Millers want Zimbabwean government to impose tariffs on maize imports
Grain millers association says imports are harming the country’s attempts to improve food security by boosting local production.
The Grain Millers Association of Zimbabwe, which represents the country’s major milling companies, said it wants the government to impose a 40% of tariffs on imports of maize and maize meal because it is struggling to compete with cheaper South African maize grown from genetically modified seeds.
The imports are harming Zimbabwe’s attempts to improve food security by boosting local production, Tafadzwa Musarara, the chairman of the association said in an e-mailed response to questions on Thursday.
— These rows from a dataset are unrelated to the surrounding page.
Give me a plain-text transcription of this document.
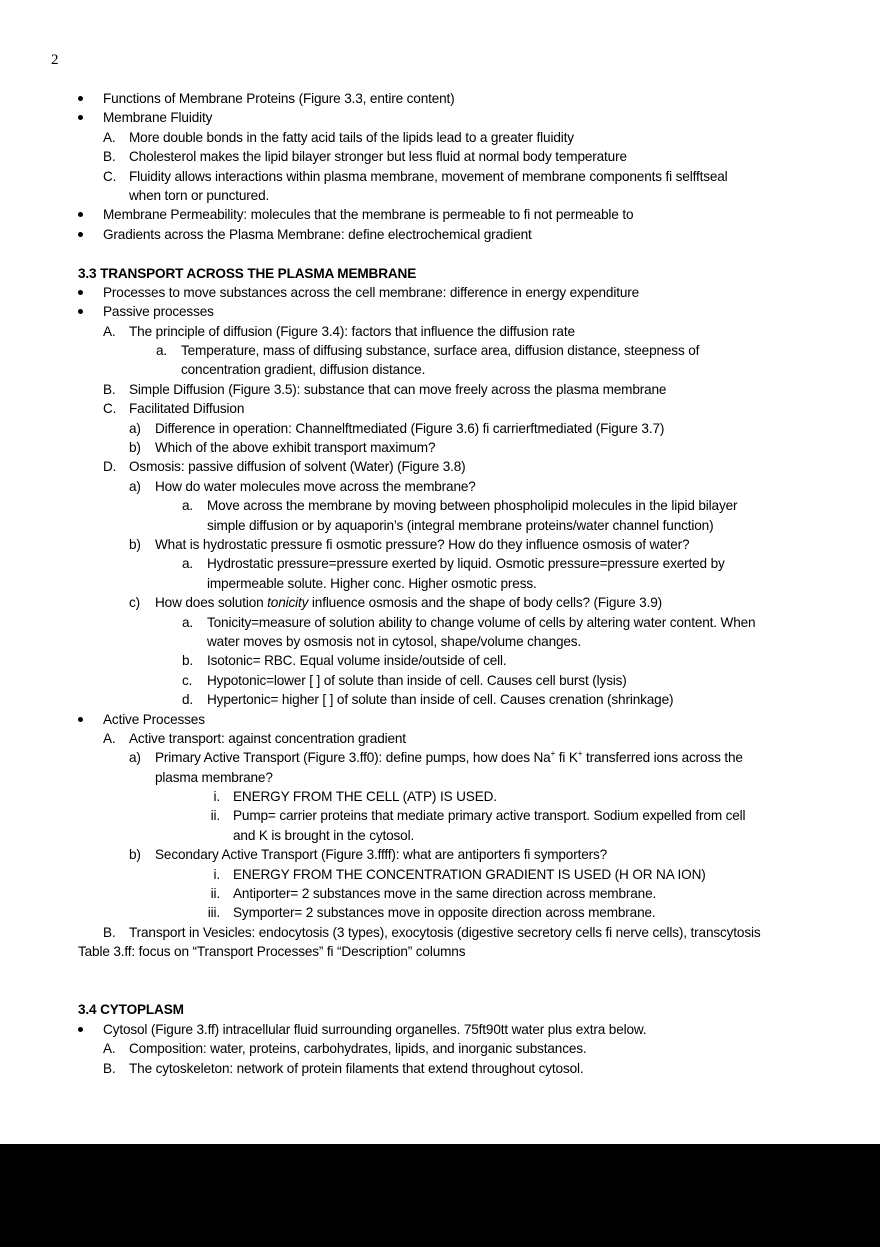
2
Functions of Membrane Proteins (Figure 3.3, entire content)
Membrane Fluidity
A. More double bonds in the fatty acid tails of the lipids lead to a greater fluidity
B. Cholesterol makes the lipid bilayer stronger but less fluid at normal body temperature
C. Fluidity allows interactions within plasma membrane, movement of membrane components fi selfftseal
when torn or punctured.
Membrane Permeability: molecules that the membrane is permeable to fi not permeable to
Gradients across the Plasma Membrane: define electrochemical gradient
3.3 TRANSPORT ACROSS THE PLASMA MEMBRANE
Processes to move substances across the cell membrane: difference in energy expenditure
Passive processes
A. The principle of diffusion (Figure 3.4): factors that influence the diffusion rate
a. Temperature, mass of diffusing substance, surface area, diffusion distance, steepness of
concentration gradient, diffusion distance.
B. Simple Diffusion (Figure 3.5): substance that can move freely across the plasma membrane
C. Facilitated Diffusion
a) Difference in operation: Channelftmediated (Figure 3.6) fi carrierftmediated (Figure 3.7)
b) Which of the above exhibit transport maximum?
D. Osmosis: passive diffusion of solvent (Water) (Figure 3.8)
a) How do water molecules move across the membrane?
a. Move across the membrane by moving between phospholipid molecules in the lipid bilayer
simple diffusion or by aquaporin’s (integral membrane proteins/water channel function)
b) What is hydrostatic pressure fi osmotic pressure? How do they influence osmosis of water?
a. Hydrostatic pressure=pressure exerted by liquid. Osmotic pressure=pressure exerted by
impermeable solute. Higher conc. Higher osmotic press.
c) How does solution tonicity influence osmosis and the shape of body cells? (Figure 3.9)
a. Tonicity=measure of solution ability to change volume of cells by altering water content. When
water moves by osmosis not in cytosol, shape/volume changes.
b. Isotonic= RBC. Equal volume inside/outside of cell.
c. Hypotonic=lower [ ] of solute than inside of cell. Causes cell burst (lysis)
d. Hypertonic= higher [ ] of solute than inside of cell. Causes crenation (shrinkage)
Active Processes
A. Active transport: against concentration gradient
a) Primary Active Transport (Figure 3.ff0): define pumps, how does Na+ fi K+ transferred ions across the
plasma membrane?
i. ENERGY FROM THE CELL (ATP) IS USED.
ii. Pump= carrier proteins that mediate primary active transport. Sodium expelled from cell
and K is brought in the cytosol.
b) Secondary Active Transport (Figure 3.ffff): what are antiporters fi symporters?
i. ENERGY FROM THE CONCENTRATION GRADIENT IS USED (H OR NA ION)
ii. Antiporter= 2 substances move in the same direction across membrane.
iii. Symporter= 2 substances move in opposite direction across membrane.
B. Transport in Vesicles: endocytosis (3 types), exocytosis (digestive secretory cells fi nerve cells), transcytosis
Table 3.ff: focus on “Transport Processes” fi “Description” columns
3.4 CYTOPLASM
Cytosol (Figure 3.ff) intracellular fluid surrounding organelles. 75ft90tt water plus extra below.
A. Composition: water, proteins, carbohydrates, lipids, and inorganic substances.
B. The cytoskeleton: network of protein filaments that extend throughout cytosol.
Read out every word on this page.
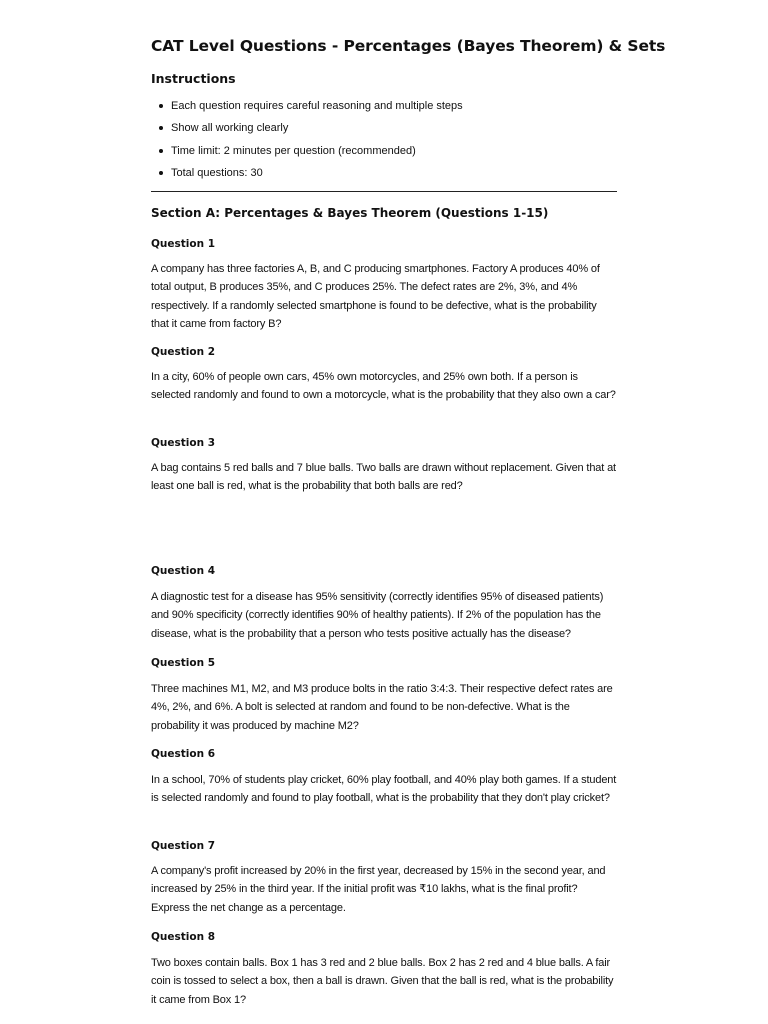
CAT Level Questions - Percentages (Bayes Theorem) & Sets
Instructions
Each question requires careful reasoning and multiple steps
Show all working clearly
Time limit: 2 minutes per question (recommended)
Total questions: 30
Section A: Percentages & Bayes Theorem (Questions 1-15)
Question 1

A company has three factories A, B, and C producing smartphones. Factory A produces 40% of total output, B produces 35%, and C produces 25%. The defect rates are 2%, 3%, and 4% respectively. If a randomly selected smartphone is found to be defective, what is the probability that it came from factory B?

Question 2

In a city, 60% of people own cars, 45% own motorcycles, and 25% own both. If a person is selected randomly and found to own a motorcycle, what is the probability that they also own a car?

Question 3

A bag contains 5 red balls and 7 blue balls. Two balls are drawn without replacement. Given that at least one ball is red, what is the probability that both balls are red?

Question 4

A diagnostic test for a disease has 95% sensitivity (correctly identifies 95% of diseased patients) and 90% specificity (correctly identifies 90% of healthy patients). If 2% of the population has the disease, what is the probability that a person who tests positive actually has the disease?

Question 5

Three machines M1, M2, and M3 produce bolts in the ratio 3:4:3. Their respective defect rates are 4%, 2%, and 6%. A bolt is selected at random and found to be non-defective. What is the probability it was produced by machine M2?

Question 6

In a school, 70% of students play cricket, 60% play football, and 40% play both games. If a student is selected randomly and found to play football, what is the probability that they don't play cricket?

Question 7

A company's profit increased by 20% in the first year, decreased by 15% in the second year, and increased by 25% in the third year. If the initial profit was ₹10 lakhs, what is the final profit? Express the net change as a percentage.

Question 8

Two boxes contain balls. Box 1 has 3 red and 2 blue balls. Box 2 has 2 red and 4 blue balls. A fair coin is tossed to select a box, then a ball is drawn. Given that the ball is red, what is the probability it came from Box 1?
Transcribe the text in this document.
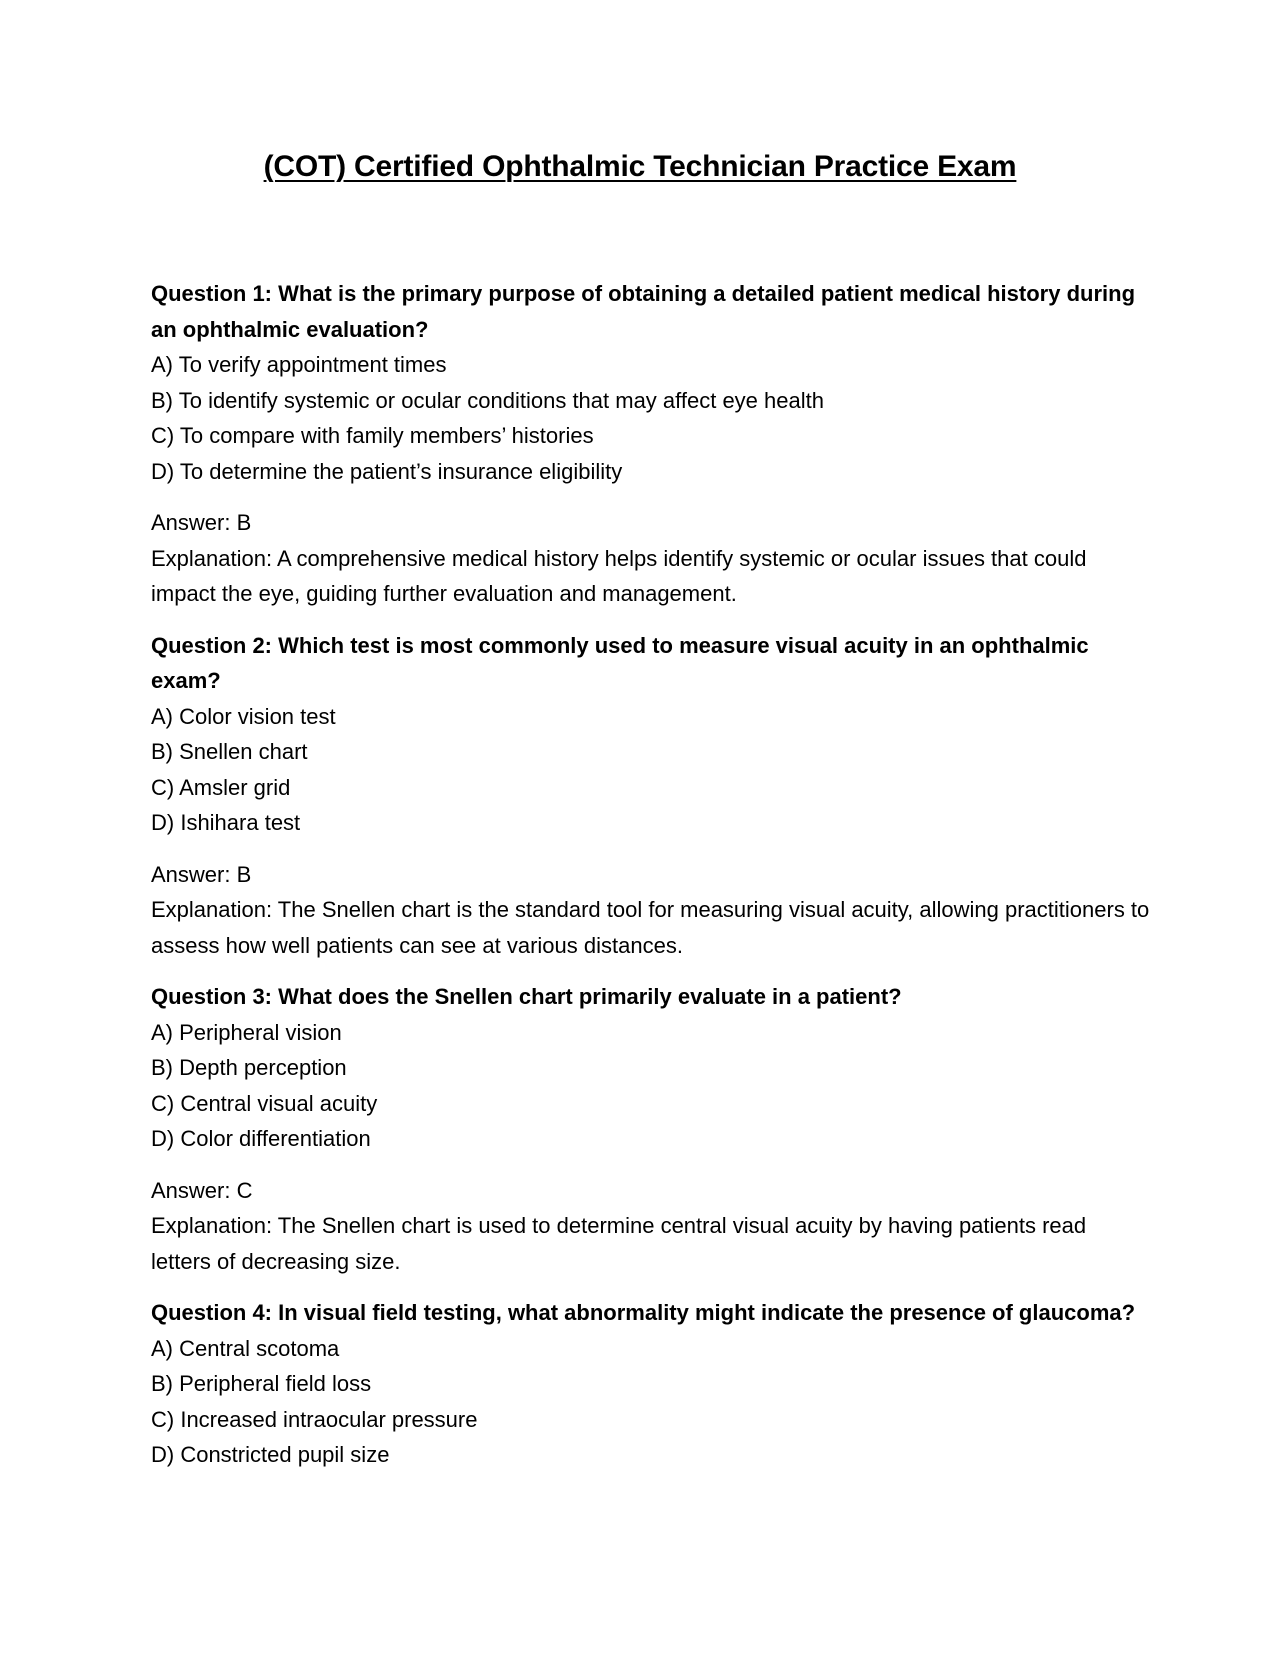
(COT) Certified Ophthalmic Technician Practice Exam

Question 1: What is the primary purpose of obtaining a detailed patient medical history during an ophthalmic evaluation?

A) To verify appointment times
B) To identify systemic or ocular conditions that may affect eye health
C) To compare with family members’ histories
D) To determine the patient’s insurance eligibility

Answer: B

Explanation: A comprehensive medical history helps identify systemic or ocular issues that could impact the eye, guiding further evaluation and management.

Question 2: Which test is most commonly used to measure visual acuity in an ophthalmic exam?

A) Color vision test
B) Snellen chart
C) Amsler grid
D) Ishihara test

Answer: B

Explanation: The Snellen chart is the standard tool for measuring visual acuity, allowing practitioners to assess how well patients can see at various distances.

Question 3: What does the Snellen chart primarily evaluate in a patient?

A) Peripheral vision
B) Depth perception
C) Central visual acuity
D) Color differentiation

Answer: C

Explanation: The Snellen chart is used to determine central visual acuity by having patients read letters of decreasing size.

Question 4: In visual field testing, what abnormality might indicate the presence of glaucoma?

A) Central scotoma
B) Peripheral field loss
C) Increased intraocular pressure
D) Constricted pupil size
"The local milling industry has been on the end of the stick with regards to South African imports as South African millers literally dumped cheap GMO [genetically modified organism] maize meal into our economy and it’s time Zimbabwe realigned its economy by localising production of its staple foods," he said. Zimbabwe also imports maize from Zambia.
Zimbabwe, once a maize exporter to its neighbours, has been importing the grain since a failed land reform programme that began around 2000 during which mainly white commercial farmers were stripped of their land. That land was then redistributed to black subsistence farmers.
Zimbabwe had spent $7bn on maize and maize product imports since 2002, Musarara said.
The association had committed to buying 800,000 metric tonnes of locally grown corn and 100,000 tonnes of locally grown wheat this season, the association said in a separate submission to parliament. The country had wheat stocks of 115,000 tonnes, which it was struggling to use because of wheat flour imports, it said.